Brasilianisches Gericht lässt Anklage gegen Mitarbeiter von Vale und TÜV Süd zu
Ein Jahr nach dem verheerenden Dammbruch in Brasilien hat die brasilianische Justiz eine Klage gegen den Baukonzern Vale und den TÜV Süd zugelassen.
Das Wichtigste in Kürze
- Zeitung: Auch Münchner Staatsanwaltschaft ermittelt wegen Dammbruchs gegen TÜV Süd.
Wie der Gerichtshof des Bundesstaats Minas Gerais am Freitag mitteilte, sind elf Vale-Vertreter und fünf Mitarbeiter des TÜV Süd wegen vorsätzlicher Tötung und schwerer Umweltvergehen angeklagt. Auch die Münchner Staatsanwaltschaft ermittelt einem Zeitungsbericht zufolge gegen den TÜV Süd. Dieser sieht sich nicht in der «juristischen Verantwortung».
Der Dammbruch im Vale-Bergwerk Córrego do Feijão nahe der Kleinstadt Brumadinho am 25. Januar 2019 war eines der schwersten Unglücke in der Geschichte Brasiliens. 13 Millionen Kubikmeter Bergbauschlamm ergossen sich damals in die Umgebung. 270 Menschen kamen ums Leben. 259 Leichen konnten geborgen werden, elf weitere wurden bis heute nicht gefunden.

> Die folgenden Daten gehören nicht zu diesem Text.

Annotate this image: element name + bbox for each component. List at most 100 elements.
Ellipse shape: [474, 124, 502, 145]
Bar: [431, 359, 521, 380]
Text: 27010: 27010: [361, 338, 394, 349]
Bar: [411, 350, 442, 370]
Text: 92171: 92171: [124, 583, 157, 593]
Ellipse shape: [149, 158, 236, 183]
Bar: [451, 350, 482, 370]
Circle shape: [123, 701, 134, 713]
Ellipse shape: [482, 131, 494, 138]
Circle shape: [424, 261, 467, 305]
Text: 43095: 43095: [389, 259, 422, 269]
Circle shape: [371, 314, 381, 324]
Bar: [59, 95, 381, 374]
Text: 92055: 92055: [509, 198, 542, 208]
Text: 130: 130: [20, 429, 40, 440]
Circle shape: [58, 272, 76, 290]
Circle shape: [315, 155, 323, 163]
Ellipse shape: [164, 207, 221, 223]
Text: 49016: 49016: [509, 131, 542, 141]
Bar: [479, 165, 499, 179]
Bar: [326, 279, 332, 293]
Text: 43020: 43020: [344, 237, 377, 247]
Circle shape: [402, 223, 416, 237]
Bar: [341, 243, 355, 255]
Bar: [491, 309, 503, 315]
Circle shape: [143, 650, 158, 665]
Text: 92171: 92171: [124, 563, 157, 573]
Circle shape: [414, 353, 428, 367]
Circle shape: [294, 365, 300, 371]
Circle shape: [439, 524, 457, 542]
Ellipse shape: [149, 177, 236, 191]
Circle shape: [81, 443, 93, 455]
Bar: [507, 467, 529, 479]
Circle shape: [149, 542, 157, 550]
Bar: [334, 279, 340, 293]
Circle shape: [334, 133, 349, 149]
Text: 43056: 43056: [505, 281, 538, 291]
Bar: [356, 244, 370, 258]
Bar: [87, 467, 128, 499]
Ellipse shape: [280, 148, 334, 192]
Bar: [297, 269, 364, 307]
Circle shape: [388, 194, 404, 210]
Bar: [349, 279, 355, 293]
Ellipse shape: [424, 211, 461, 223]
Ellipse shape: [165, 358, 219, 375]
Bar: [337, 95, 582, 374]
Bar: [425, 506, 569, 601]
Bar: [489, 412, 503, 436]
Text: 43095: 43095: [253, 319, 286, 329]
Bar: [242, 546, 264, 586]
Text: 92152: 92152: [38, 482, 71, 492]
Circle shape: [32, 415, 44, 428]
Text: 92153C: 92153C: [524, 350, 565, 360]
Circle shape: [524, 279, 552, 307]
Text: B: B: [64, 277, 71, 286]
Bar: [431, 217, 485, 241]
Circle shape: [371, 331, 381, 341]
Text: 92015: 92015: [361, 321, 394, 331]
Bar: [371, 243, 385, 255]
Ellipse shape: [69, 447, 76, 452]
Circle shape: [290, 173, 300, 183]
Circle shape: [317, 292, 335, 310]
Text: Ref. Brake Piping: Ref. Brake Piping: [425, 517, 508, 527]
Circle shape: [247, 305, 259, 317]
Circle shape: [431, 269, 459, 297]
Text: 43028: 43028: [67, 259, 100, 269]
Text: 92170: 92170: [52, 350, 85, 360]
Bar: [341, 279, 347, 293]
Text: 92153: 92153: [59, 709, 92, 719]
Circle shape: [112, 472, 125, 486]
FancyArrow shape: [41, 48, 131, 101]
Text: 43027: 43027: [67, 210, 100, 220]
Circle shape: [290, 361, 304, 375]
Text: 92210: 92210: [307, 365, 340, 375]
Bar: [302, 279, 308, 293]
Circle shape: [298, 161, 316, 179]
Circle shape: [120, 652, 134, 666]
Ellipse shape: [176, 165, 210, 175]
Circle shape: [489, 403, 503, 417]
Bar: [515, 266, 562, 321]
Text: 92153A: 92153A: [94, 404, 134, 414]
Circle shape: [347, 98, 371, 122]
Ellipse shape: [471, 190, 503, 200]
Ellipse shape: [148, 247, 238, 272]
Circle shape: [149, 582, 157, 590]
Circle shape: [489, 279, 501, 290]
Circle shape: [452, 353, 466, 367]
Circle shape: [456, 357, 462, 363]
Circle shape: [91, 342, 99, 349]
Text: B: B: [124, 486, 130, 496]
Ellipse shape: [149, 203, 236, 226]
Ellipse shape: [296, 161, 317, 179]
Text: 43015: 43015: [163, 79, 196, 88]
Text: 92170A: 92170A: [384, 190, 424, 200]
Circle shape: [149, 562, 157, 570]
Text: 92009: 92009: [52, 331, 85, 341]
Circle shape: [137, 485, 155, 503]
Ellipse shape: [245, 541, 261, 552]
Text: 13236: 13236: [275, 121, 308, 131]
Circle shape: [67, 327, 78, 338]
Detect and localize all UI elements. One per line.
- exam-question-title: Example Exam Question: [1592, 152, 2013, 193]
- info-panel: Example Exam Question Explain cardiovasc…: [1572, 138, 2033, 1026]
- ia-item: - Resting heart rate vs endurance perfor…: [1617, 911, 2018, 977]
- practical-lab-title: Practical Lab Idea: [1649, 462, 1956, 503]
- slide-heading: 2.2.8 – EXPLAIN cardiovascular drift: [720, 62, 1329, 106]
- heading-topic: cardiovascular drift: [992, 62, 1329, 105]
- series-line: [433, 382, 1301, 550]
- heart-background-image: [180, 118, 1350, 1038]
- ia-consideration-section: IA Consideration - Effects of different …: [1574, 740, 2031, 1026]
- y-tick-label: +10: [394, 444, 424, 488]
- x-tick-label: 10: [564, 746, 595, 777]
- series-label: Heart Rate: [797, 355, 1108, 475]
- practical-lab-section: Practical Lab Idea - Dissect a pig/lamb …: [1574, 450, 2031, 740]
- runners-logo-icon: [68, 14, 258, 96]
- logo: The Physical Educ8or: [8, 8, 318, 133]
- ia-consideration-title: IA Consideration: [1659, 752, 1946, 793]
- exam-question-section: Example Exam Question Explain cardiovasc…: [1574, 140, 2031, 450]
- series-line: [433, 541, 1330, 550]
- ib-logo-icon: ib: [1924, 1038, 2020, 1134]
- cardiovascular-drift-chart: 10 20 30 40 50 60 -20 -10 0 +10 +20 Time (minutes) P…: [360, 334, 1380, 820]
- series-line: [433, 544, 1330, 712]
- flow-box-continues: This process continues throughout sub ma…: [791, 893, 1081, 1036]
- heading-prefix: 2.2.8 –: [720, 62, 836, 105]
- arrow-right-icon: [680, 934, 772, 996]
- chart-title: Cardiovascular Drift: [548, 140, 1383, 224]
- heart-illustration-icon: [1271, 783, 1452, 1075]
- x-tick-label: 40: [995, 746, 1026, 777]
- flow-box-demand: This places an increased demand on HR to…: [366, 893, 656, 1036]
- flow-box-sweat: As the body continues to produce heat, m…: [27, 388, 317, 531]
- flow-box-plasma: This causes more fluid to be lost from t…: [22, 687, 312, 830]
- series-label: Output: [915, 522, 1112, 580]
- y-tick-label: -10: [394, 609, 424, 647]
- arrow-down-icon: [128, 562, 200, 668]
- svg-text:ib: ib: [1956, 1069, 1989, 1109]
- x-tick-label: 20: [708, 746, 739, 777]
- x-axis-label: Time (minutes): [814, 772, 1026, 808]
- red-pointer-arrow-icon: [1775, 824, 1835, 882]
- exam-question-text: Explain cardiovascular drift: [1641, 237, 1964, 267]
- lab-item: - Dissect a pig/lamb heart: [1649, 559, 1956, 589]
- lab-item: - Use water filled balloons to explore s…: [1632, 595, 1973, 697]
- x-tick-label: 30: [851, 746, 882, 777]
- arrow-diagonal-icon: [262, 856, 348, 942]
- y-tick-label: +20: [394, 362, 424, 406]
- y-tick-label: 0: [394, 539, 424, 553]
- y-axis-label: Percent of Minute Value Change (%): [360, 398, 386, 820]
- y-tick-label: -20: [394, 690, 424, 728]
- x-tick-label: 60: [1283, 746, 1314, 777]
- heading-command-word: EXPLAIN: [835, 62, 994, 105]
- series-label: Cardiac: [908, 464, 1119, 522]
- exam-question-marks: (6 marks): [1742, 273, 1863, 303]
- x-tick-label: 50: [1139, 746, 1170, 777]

Nach Angaben der brasilianischen Staatsanwaltschaft waren Vale der instabile Zustand des Damms und die damit verbundenen Risiken bekannt. Die brasilianische Filiale des TÜV Süd hatte den Damm im Auftrag von Vale im September 2018 begutachtet und trotz mehrerer Wartungsempfehlungen für sicher erklärt. Neben den Mitarbeitern müssen sich auch beide Unternehmen wegen Umweltverbrechen verantworten.

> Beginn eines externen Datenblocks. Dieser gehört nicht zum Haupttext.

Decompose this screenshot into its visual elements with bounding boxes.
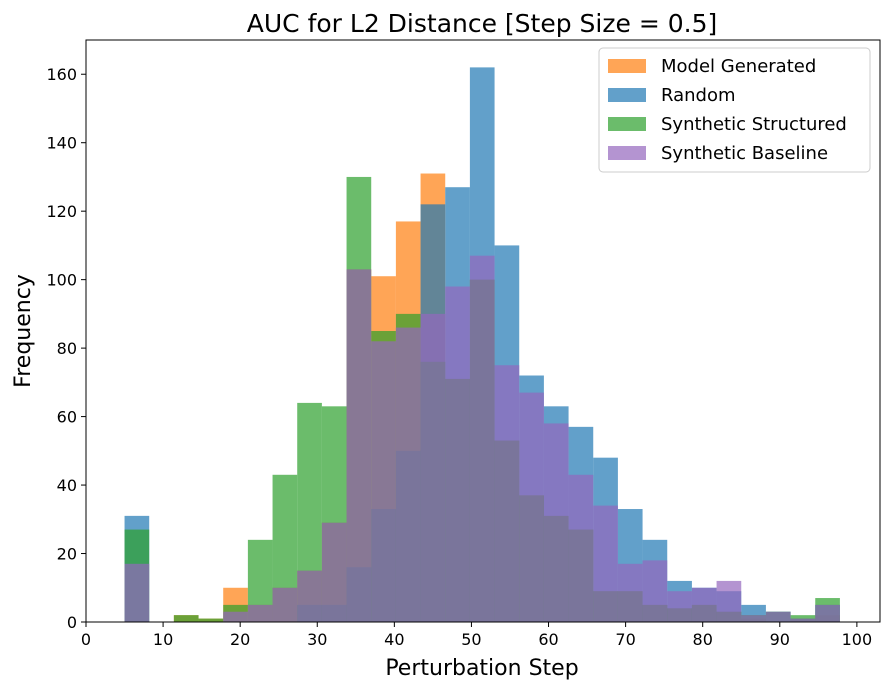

Der Prozess dürfte nun bald beginnen, den Angeklagten drohen zwischen zwölf und 30 Jahre Haft. Zu ihnen zählen dem Gericht zufolge der ehemalige Vale-Chef Fábio Schvartsman sowie mehrere Abteilungsleiter, Geologen und Ingenieure beider Unternehmen.
Nach Informationen der «Süddeutschen Zeitung» ermittelt auch die Münchner Staatsanwaltschaft aufgrund einer Strafanzeige vom Oktober 2019 gegen den TÜV Süd. Ein Team der für grosse Wirtschaftsverfahren zuständigen Staatsanwaltschaft München I und der Polizei solle dafür im Frühjahr vor Ort untersuchen, warum der Staudamm zerbarst und welche Rolle dabei der TÜV Süd spielte, berichtete die Zeitung am Samstag; die Zentrale des inzwischen weltweit tätigen Zertifizierungsunternehmens befindet sich in München.

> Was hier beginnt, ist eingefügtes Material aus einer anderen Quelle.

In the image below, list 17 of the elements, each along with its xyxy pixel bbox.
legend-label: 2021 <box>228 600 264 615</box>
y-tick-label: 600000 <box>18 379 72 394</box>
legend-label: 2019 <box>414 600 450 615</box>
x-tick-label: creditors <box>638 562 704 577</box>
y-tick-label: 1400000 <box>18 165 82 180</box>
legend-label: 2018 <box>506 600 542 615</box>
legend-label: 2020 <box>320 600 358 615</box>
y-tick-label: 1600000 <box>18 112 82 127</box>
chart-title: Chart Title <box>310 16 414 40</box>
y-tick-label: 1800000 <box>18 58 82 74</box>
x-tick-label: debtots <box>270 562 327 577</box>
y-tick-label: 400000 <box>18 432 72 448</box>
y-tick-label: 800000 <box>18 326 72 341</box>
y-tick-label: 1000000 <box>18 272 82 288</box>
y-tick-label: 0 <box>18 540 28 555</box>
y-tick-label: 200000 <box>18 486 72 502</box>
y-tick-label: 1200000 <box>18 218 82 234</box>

Ermittelt wird demnach gegen einen deutschen Ingenieur wegen mehrerer mutmasslicher Delikte, darunter fahrlässige Tötung und Bestechung. Gegen einen Compliance-Manager des TÜV Süd laufe gleichzeitig ein Ordnungswidrigkeitsverfahren, das den Konzern viel Geld kosten könnte, berichtete die «Süddeutsche Zeitung».
Die Sprecherin einer vom TÜV Süd beauftragten Agentur erklärte dazu am Samstag, das «schreckliche Unglück vom 25. Januar 2019» habe den TÜV Süd tief betroffen gemacht, seine Gedanken seien «weiterhin bei den Opfern und ihren Angehörigen». Das Unternehmen sei jedoch der Überzeugung, dass es «keine juristische Verantwortung für dieses Unglück trifft». Es werde sich «deshalb entschieden gegen Schadensersatzklagen verteidigen». Eine detaillierte Stellungnahme lehnte der TÜV Süd mit Hinweis auf die «laufenden Verfahren» ab.
Vale war bereits im Juli dazu verurteilt worden, für alle Schäden der Katastrophe aufzukommen. Eine konkrete Summe legten die Richter allerdings nicht fest. Den Hinterbliebenen der Opfer zahlte das Unternehmen nach eigenen Angaben umgerechnet rund 430 Millionen Euro Entschädigung.